Lebenslauf von Gertrud Schweizer

Bild von Gertrud Schweizer Gertrud Schweizers biographische Daten, ihre musikalische Ausbildung und Entwicklung sowie ihr kompositorisches Schaffen nebst dessen Rezeption ist bislang noch weitgehend unerforscht.

So findet man in der einschlägigen Fachliteratur nur wenige Informationen zu Leben und Werk dieser heutzutage leider zu Unrecht vergessenen Komponistin und Musikpädagogin.

Nach Aaron I. Cohen (International Encyclopedia of Woman Composers, Vol. 2, Second Edition, revised and enlarged, New York-London 1981, S. 629) wurde Gertrud Schweizer am 5. Mai 1894 in Mannheim geboren.

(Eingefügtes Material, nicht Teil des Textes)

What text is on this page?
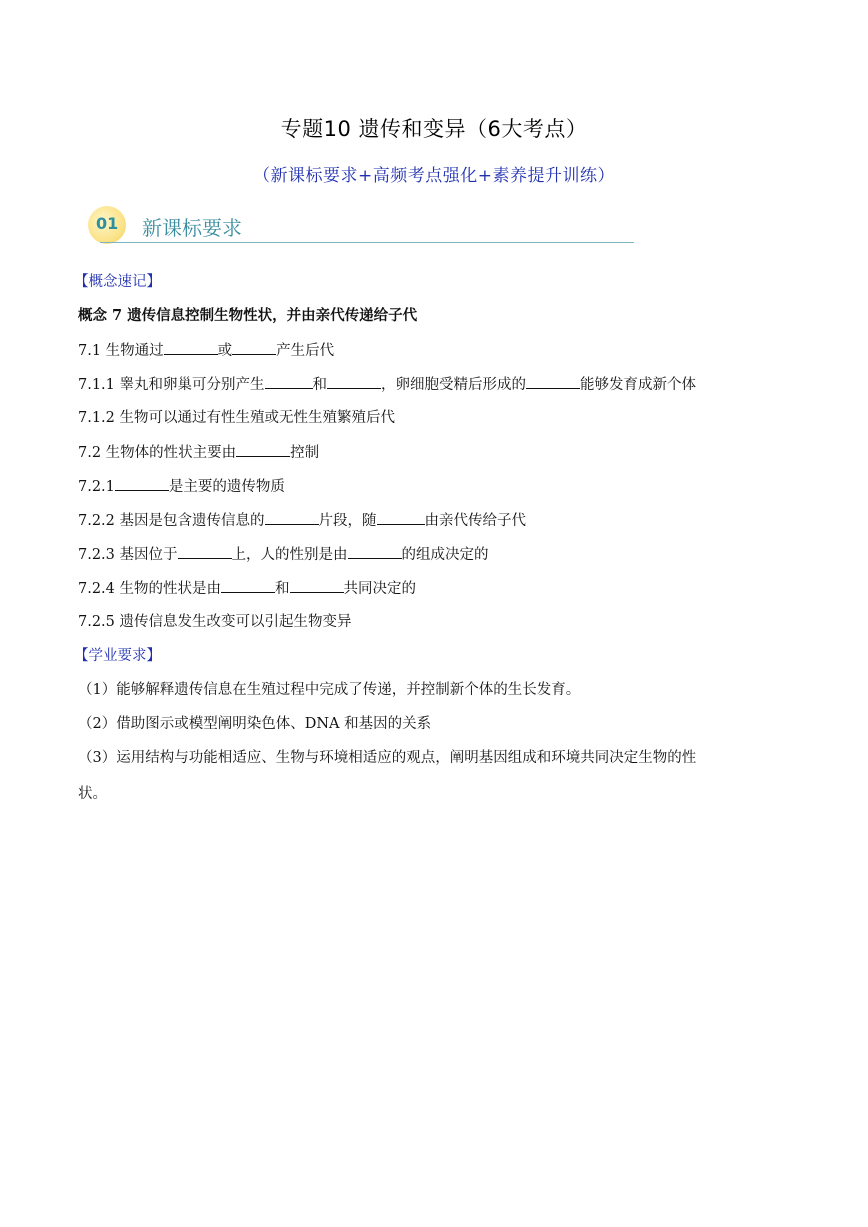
专题10 遗传和变异（6大考点）
（新课标要求+高频考点强化+素养提升训练）
01 新课标要求
【概念速记】
概念 7 遗传信息控制生物性状，并由亲代传递给子代
7.1 生物通过	或	产生后代
7.1.1 睾丸和卵巢可分别产生	和	，卵细胞受精后形成的	能够发育成新个体
7.1.2 生物可以通过有性生殖或无性生殖繁殖后代
7.2 生物体的性状主要由	控制
7.2.1	是主要的遗传物质
7.2.2 基因是包含遗传信息的	片段，随	由亲代传给子代
7.2.3 基因位于	上，人的性别是由	的组成决定的
7.2.4 生物的性状是由	和	共同决定的
7.2.5 遗传信息发生改变可以引起生物变异
【学业要求】
（1）能够解释遗传信息在生殖过程中完成了传递，并控制新个体的生长发育。
（2）借助图示或模型阐明染色体、DNA 和基因的关系
（3）运用结构与功能相适应、生物与环境相适应的观点，阐明基因组成和环境共同决定生物的性
状。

Später studierte sie in München bei dem Komponisten, Pianisten und damals weit geschätzten Hochschullehrer August Schmid-Lindner (1870-1959) – einem Schüler von Josef Rheinberger (1839-1901) bzw. der Liszt-Schülerin Sophie Menter (1846-1918) sowie eng befreundet mit Max Reger (1873-1916) – und bei dem Komponisten, Dirigenten, Musikschriftsteller und -pädagogen Hermann Wolfgang Sartorius Freiherr von Waltershausen (1882-1954) – einem Schüler von Ludwig Thuille (1861-1907) bzw. August Schmid-Lindner (s. o.) sowie ab 1923 Direktor der Münchener Akademie der Tonkunst. Den größten Einfluss auf Gertrud Schweizers musikalische Entwicklung übte aber sicherlich ihre Begegnung mit dem österreichischen Komponisten / Pianisten Ernst Toch (1887-1964) aus, der von 1913 bis 1928 – nur unterbrochen durch die Kriegsjahre 1914-1918 – eine feste Lehrtätigkeit für Klavier und Komposition an der Mannheimer Musikhochschule innehatte und dort auch seine spätere ‚Melodielehre‘ und einen neuen Stil der Polyphonie entwickelte.

Möglicherweise nahm Gertrud Schweitzer zwischen 1922-1925 [!] bei diesem Unterricht, wobei Tochs neoklassizistische Klangsprache der 1920er Jahre zweifelsohne auch das kompositorische Denken von Gertrud Schweizer stark beeinflusste. Dass diese Verbindung mehr als nur eine ‚reine Unterrichtsbeziehung‘ gewesen sein muss, zeigen – neben einer eigenhändig von Gertrud Schweizer an Ernst Toch geschriebenen Postkarte vom 29. Mai 1923 (s. Musiksammlung ÖNB Wien, Autogr. 950/28-2) – 6 weitere, ebenfalls an Toch adressierte „Gedichte“ der Komponistin, die alle zwischen dem 21. Februar 1922 und dem 12. Dezember 1925 entstanden und in der Musiksammlung der ÖNB Wien (s. Autogr. 950/28-1,3,4,5,6,7) aufbewahrt werden.

Nach einer Mitteilung von Claudia Friedel (Komponierende Frauen im Dritten Reich. Versuch einer Rekonstruktion von Lebensrealität und herrschendem Frauenbild, Münster-Hamburg 1995, S. 1), die sich auf das „Verzeichnis deutscher Komponistinnen 1850-1930“ (in: Eva Rieger [Hrsg.], Frau und Musik, Frankfurt a. M. 1980, S. 253) und einen autographen Zusatz im Manuskript von Philippine Schicks (1893-1970) Vortrag ‚Die Frau als Komponistin‘ von 1943 [Handschriftensammlung der Stadtbibliothek München] beruft, geht hervor, dass Gertrud Schweizer 1942 im Vernichtungslager Auschwitz umkam, ein Schicksal, das sie mit ihren beiden Geschwistern Franz und Antonie teilte.

[Ein weiterer Bruder, Karl, der noch rechtzeitig auswandern konnte, verstarb 1946 im Exil im kolumbianischen Bogotá.

Das musikalische Schaffen von Gertrud Schweizer, das auch heutzutage sicherlich noch lange nicht vollständig eruiert ist, umfasst momentan ca. 50 Kompositionen mit unterschiedlichsten Besetzungen – darunter u. a. Klavierstücke, Kammermusik, Lieder oder Chorwerke –, die aber alle in ungedruckter und somit ausschließlich in handschriftlicher Form vorliegen.